None of the searches are case-sensitive—you do not need to watch for exact capitalization—but all of them are sensitive to spaces. For tips on troubleshooting the search functions on this site, particularly for names, go to the help guide for troubleshooting the search: https://carlisleindian.dickinson.edu/node/33361/.
The Sort Function
When you click on Student Records, Images, Publications, Documents or List & Ledgers in the Find Menu to the left, you can also sort the material and browse without searching. Some of the options on the landing page will help you narrow down what materials you are seeing while other options change how the results appear. These options will narrow things down:
- In Student Records you can choose a specific Year of Entry, Nation, Document Type, or search for a name.
- In Images, you can choose an image Format, Nation, Time Period, or Repository.
- In Publications, you can choose a publication Format, Indian School Title (the publication title), or the Time Period.
- In Documents, you can choose a Format, Repository, Time Period, Topic, Year, and Standard Form (e.g. student enrollments lists).
- In Lists & Ledgers, you can choose a List Type (e.g. financial ledgers) and Time Period.
For Student Records, Images, and Publications, you can also choose how your results display.
“Sort by” changes what the website references to arrange the documents on the results page. The site can look at the date that each document was created (chronological) or can look at the title (alphabetical).
“Order” adjusts the order of results of your search. If you are looking at things chronologically, and “order” is “asc” the material will show up from the earliest date to the latest. (Note: Anything undated appears at the end of the results.) If you are sorting by title, the “asc” means that the documents starting with “A” will appear first.
Once you find one document that is relevant, you can use that document’s tags to find similar ones.

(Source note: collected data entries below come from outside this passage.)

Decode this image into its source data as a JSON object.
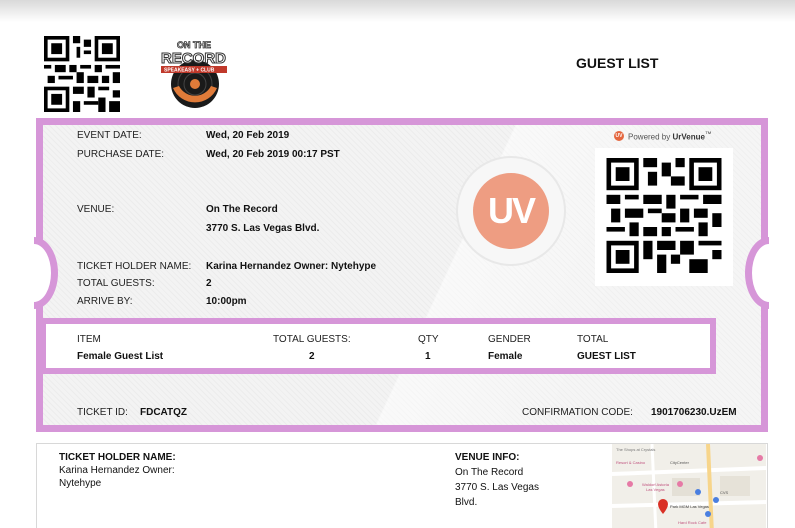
{
  "header": {
    "title": "GUEST LIST",
    "logo_text": [
      "ON THE",
      "RECORD",
      "SPEAKEASY + CLUB"
    ]
  },
  "powered_by": {
    "prefix": "Powered by",
    "brand": "UrVenue",
    "tm": "™",
    "badge": "UV"
  },
  "watermark": "UV",
  "ticket": {
    "event_date_label": "EVENT DATE:",
    "event_date": "Wed, 20 Feb 2019",
    "purchase_date_label": "PURCHASE DATE:",
    "purchase_date": "Wed, 20 Feb 2019 00:17 PST",
    "venue_label": "VENUE:",
    "venue_name": "On The Record",
    "venue_address": "3770 S. Las Vegas Blvd.",
    "holder_label": "TICKET HOLDER NAME:",
    "holder_name": "Karina Hernandez  Owner: Nytehype",
    "guests_label": "TOTAL GUESTS:",
    "guests": "2",
    "arrive_label": "ARRIVE BY:",
    "arrive": "10:00pm",
    "ticket_id_label": "TICKET ID:",
    "ticket_id": "FDCATQZ",
    "confirmation_label": "CONFIRMATION CODE:",
    "confirmation": "1901706230.UzEM"
  },
  "items": {
    "headers": [
      "ITEM",
      "TOTAL GUESTS:",
      "QTY",
      "GENDER",
      "TOTAL"
    ],
    "row": [
      "Female Guest List",
      "2",
      "1",
      "Female",
      "GUEST LIST"
    ]
  },
  "info": {
    "holder_heading": "TICKET HOLDER NAME:",
    "holder_lines": [
      "Karina Hernandez  Owner:",
      "Nytehype"
    ],
    "venue_heading": "VENUE INFO:",
    "venue_lines": [
      "On The Record",
      "3770 S. Las Vegas",
      "Blvd."
    ]
  },
  "map": {
    "labels": [
      "The Shops at Crystals",
      "Resort & Casino",
      "CityCenter",
      "Waldorf Astoria",
      "Las Vegas",
      "CVS",
      "Park MGM Las Vegas",
      "Hard Rock Cafe"
    ]
  },
  "colors": {
    "ticket_border": "#d696d8",
    "uv_orange": "#ee9d82",
    "brand_orange": "#e4673f"
  }
}
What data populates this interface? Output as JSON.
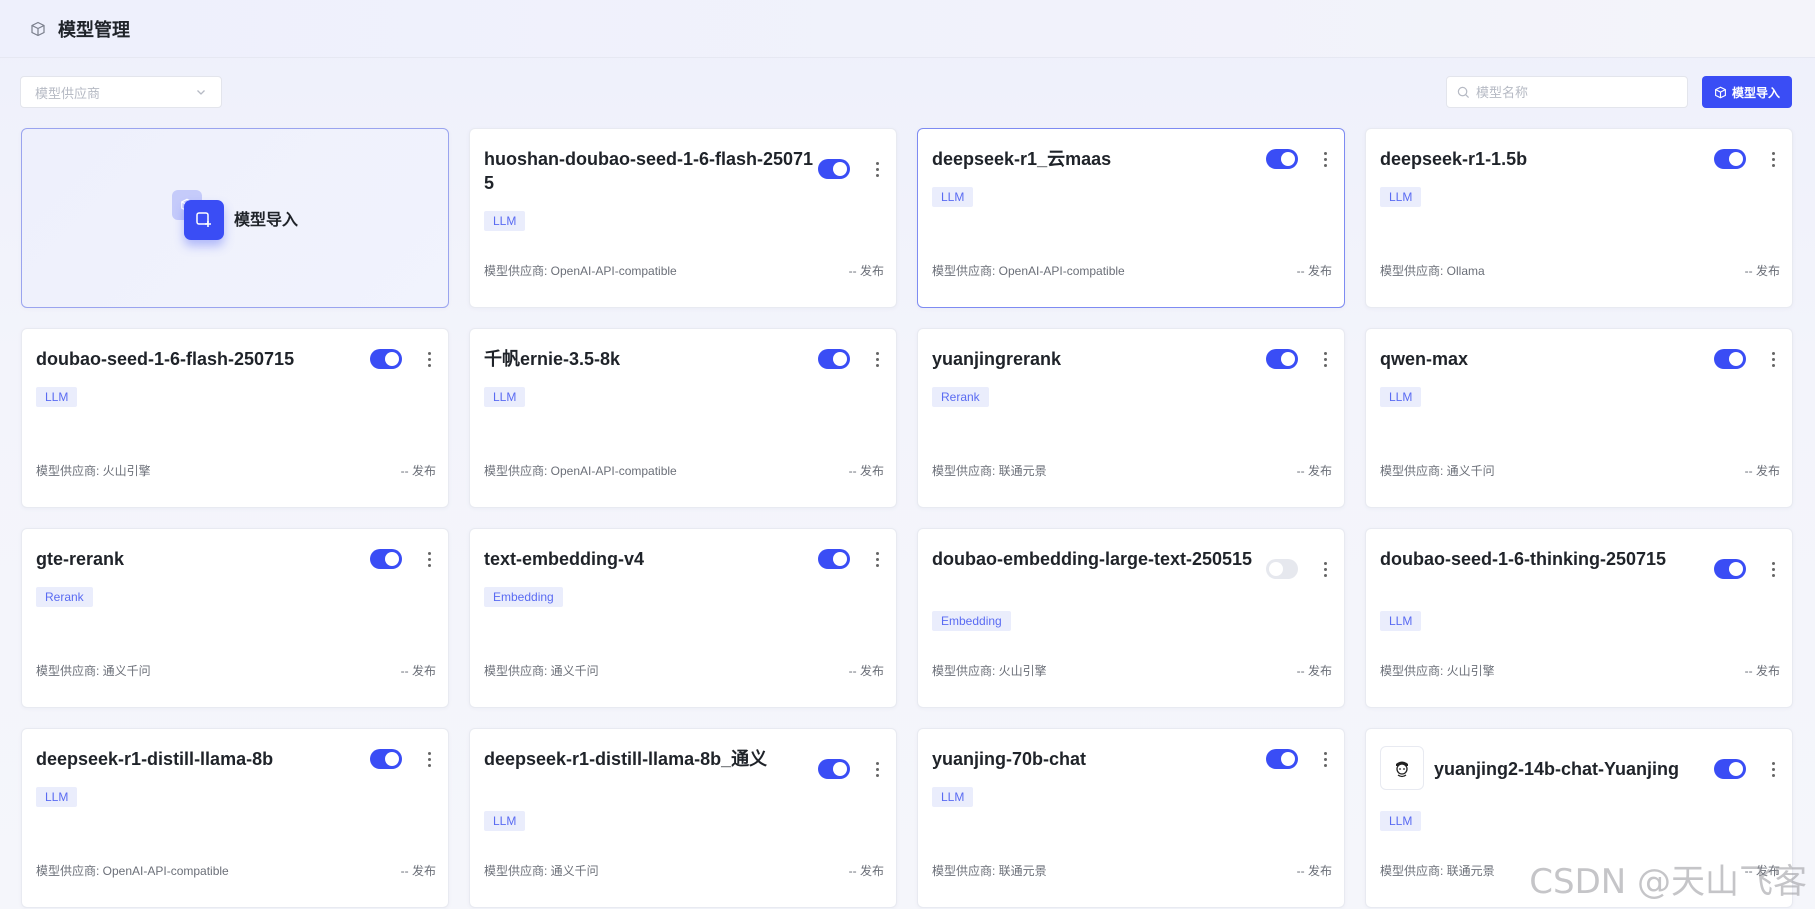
{
  "header": {
    "title": "模型管理"
  },
  "toolbar": {
    "provider_placeholder": "模型供应商",
    "search_placeholder": "模型名称",
    "import_label": "模型导入"
  },
  "import_card": {
    "label": "模型导入"
  },
  "labels": {
    "provider_prefix": "模型供应商: ",
    "publish": "-- 发布"
  },
  "models": [
    {
      "name": "huoshan-doubao-seed-1-6-flash-250715",
      "type": "LLM",
      "provider": "OpenAI-API-compatible",
      "enabled": true
    },
    {
      "name": "deepseek-r1_云maas",
      "type": "LLM",
      "provider": "OpenAI-API-compatible",
      "enabled": true
    },
    {
      "name": "deepseek-r1-1.5b",
      "type": "LLM",
      "provider": "Ollama",
      "enabled": true
    },
    {
      "name": "doubao-seed-1-6-flash-250715",
      "type": "LLM",
      "provider": "火山引擎",
      "enabled": true
    },
    {
      "name": "千帆ernie-3.5-8k",
      "type": "LLM",
      "provider": "OpenAI-API-compatible",
      "enabled": true
    },
    {
      "name": "yuanjingrerank",
      "type": "Rerank",
      "provider": "联通元景",
      "enabled": true
    },
    {
      "name": "qwen-max",
      "type": "LLM",
      "provider": "通义千问",
      "enabled": true
    },
    {
      "name": "gte-rerank",
      "type": "Rerank",
      "provider": "通义千问",
      "enabled": true
    },
    {
      "name": "text-embedding-v4",
      "type": "Embedding",
      "provider": "通义千问",
      "enabled": true
    },
    {
      "name": "doubao-embedding-large-text-250515",
      "type": "Embedding",
      "provider": "火山引擎",
      "enabled": false
    },
    {
      "name": "doubao-seed-1-6-thinking-250715",
      "type": "LLM",
      "provider": "火山引擎",
      "enabled": true
    },
    {
      "name": "deepseek-r1-distill-llama-8b",
      "type": "LLM",
      "provider": "OpenAI-API-compatible",
      "enabled": true
    },
    {
      "name": "deepseek-r1-distill-llama-8b_通义",
      "type": "LLM",
      "provider": "通义千问",
      "enabled": true
    },
    {
      "name": "yuanjing-70b-chat",
      "type": "LLM",
      "provider": "联通元景",
      "enabled": true
    },
    {
      "name": "yuanjing2-14b-chat-Yuanjing",
      "type": "LLM",
      "provider": "联通元景",
      "enabled": true
    }
  ],
  "watermark": "CSDN @天山飞客"
}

For example, you could look at other documents from the same year or those which mention the same person. In the screenshot below a random document is shown. The post’s metadata is highlighted with the solid-line square, and the tags you can click on are highlighted with the dash-line rectangle.
The tags function
If you click on any post on the CISDRC, there will be some tags which specify the people, places, dates or topics related to that document. These tags bring together material that shares something in common. (And this is what the the sort function is based on.) When you click on one of those tags, all posts that have also been tagged with that topic or person will appear in a list. Please bear in mind though that when you look at a tag, it is an incomplete list. Topic tags do not include student files and only a small selection of the newspapers have been tagged for all people mentioned in them.